When I first heard StoryCorp’s “A Grave Responsibility” episode, I was immediately heartbroken and inspired. In the episode, forensic scientist Dr. Lori Baker describes identifying the bodies of immigrants who died while trying to cross into the United States.
She talks about a skull on a sheriff’s desk, with pens in the eyes. I knew I had to write the story behind the skull — why and how did it get there, was the sheriff just a mean man who wanted to show off his power, or was it a reminder of our mortality and the lives he was put in place to protect? It was in this headspace that “Skeleton Sheriff” was born. It was published in Moonsick Magazine in March.
As a journalism major and someone who wants to remain informed, I’ve been reading articles and opinion columns on illegal and legal immigration, the detention centers that immigrants and their children are held in, and the often terrible ways they’re treated.
The United States is not united at all on how we should treat migrants and immigrants, this varied group of people who are escaping gang violence in Central American countries, war in Syria, or trying to give a better life to their children.

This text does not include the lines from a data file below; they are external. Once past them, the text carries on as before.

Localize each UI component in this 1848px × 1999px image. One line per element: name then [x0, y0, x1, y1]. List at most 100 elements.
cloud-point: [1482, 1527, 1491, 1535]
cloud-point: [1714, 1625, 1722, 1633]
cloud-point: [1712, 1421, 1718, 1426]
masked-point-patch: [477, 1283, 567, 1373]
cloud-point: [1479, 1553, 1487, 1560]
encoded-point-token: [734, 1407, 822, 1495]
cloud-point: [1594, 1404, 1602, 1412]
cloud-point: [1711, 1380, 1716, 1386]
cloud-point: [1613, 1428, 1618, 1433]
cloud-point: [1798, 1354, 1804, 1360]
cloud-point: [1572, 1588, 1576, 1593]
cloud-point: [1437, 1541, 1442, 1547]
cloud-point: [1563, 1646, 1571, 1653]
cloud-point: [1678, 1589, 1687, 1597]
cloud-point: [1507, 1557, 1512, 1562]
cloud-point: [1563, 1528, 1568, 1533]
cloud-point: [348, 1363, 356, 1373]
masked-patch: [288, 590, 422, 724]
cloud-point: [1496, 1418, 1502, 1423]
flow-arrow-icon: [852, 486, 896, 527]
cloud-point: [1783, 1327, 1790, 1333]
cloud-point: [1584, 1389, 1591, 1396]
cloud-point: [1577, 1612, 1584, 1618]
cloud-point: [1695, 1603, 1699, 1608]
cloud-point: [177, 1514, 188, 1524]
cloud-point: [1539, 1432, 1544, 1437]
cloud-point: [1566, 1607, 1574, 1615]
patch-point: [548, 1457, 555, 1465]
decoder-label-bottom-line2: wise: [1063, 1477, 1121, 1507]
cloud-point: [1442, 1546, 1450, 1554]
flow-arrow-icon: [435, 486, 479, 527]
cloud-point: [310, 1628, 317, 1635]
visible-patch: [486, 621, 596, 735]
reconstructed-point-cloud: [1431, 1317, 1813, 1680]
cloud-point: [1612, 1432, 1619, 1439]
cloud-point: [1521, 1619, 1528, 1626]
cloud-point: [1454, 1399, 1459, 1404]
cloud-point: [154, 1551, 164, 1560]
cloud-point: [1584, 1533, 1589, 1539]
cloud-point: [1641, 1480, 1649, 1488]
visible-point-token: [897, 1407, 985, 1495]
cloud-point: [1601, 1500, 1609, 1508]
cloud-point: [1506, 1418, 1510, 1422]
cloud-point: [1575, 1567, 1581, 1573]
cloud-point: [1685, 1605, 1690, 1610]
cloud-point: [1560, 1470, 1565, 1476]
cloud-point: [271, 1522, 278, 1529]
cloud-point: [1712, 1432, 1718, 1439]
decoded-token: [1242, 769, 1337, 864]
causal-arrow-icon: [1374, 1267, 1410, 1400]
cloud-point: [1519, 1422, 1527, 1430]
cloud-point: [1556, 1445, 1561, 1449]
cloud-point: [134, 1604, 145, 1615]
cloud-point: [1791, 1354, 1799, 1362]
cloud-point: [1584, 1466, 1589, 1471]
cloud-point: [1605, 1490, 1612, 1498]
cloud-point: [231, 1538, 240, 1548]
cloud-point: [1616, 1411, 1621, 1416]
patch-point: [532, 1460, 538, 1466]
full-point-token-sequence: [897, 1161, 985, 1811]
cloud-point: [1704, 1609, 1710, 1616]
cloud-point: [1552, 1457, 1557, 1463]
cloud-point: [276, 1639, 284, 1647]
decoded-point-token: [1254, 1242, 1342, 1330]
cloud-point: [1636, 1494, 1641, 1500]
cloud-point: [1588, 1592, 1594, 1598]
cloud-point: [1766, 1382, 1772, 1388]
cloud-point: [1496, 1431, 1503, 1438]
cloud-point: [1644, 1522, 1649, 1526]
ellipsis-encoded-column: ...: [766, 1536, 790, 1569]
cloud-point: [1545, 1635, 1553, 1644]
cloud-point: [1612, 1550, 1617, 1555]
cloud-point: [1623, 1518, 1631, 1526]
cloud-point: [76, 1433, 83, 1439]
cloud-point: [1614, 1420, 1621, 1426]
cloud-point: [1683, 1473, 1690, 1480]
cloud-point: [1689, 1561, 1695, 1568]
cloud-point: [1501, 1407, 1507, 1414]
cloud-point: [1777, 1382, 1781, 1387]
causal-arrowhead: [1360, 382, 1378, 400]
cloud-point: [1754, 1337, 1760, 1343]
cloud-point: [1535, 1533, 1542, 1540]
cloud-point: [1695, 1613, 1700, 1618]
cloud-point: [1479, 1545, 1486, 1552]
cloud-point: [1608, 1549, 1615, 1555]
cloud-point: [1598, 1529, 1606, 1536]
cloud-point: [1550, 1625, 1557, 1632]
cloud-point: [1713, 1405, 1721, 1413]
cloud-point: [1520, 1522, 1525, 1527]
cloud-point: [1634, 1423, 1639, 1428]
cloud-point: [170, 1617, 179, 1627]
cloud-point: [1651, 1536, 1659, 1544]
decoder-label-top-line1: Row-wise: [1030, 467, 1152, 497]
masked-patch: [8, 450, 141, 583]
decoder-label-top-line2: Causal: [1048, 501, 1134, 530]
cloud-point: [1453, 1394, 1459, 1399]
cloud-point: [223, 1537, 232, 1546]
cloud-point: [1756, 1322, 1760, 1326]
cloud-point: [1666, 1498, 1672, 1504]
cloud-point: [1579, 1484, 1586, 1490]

I wondered if the skull had belonged to one of these illegal immigrants who attempted to cross the border. I wondered about what borders mean and how we so clearly create separations between ourselves and keep others out. I thought about the family that person’s skull belonged to — if they knew if s/he had died, or if they still held hope that they might make it and create a new life.
While writing, I worried about appropriating someone else’s story. I worried that I was becoming yet another white privileged writer who was giving voice to those who already had their own and could speak for themselves. Though I’m not Mexican and never had to cross the border into America, my ancestors were victims of the Holocaust and some of them escaped Poland and Russia to travel to Ellis Island. A border crossing of their own. That’s how I came to be born and live in America. This is not to say that these histories are equivalent. They are rich and diverse.
While I still worry about this, and hope that I did justice in the piece, I believe that as writers we’re able to enter into other spaces, ideas, dreams, minds, and bodies and write from them. This dreaming in another’s shoes is how I’m able to learn more about them and myself, and attempt to write a version of truth. This is not a truth — this is fiction. But I recognize that fiction can and does have power, and representation is so important.
Borders and crossings have always been a part of humanity’s history. And they will continue to be important, with increasing unrest and violence in the world. Even when the events of the world become dimmer, people often retain a sense of hope in trying to get to other places where they might survive and have a better life.
I hope “Skeleton Sheriff” was able to encompass some of the thoughts and complexities of borders and living in a border town. I hope you enjoy reading the story.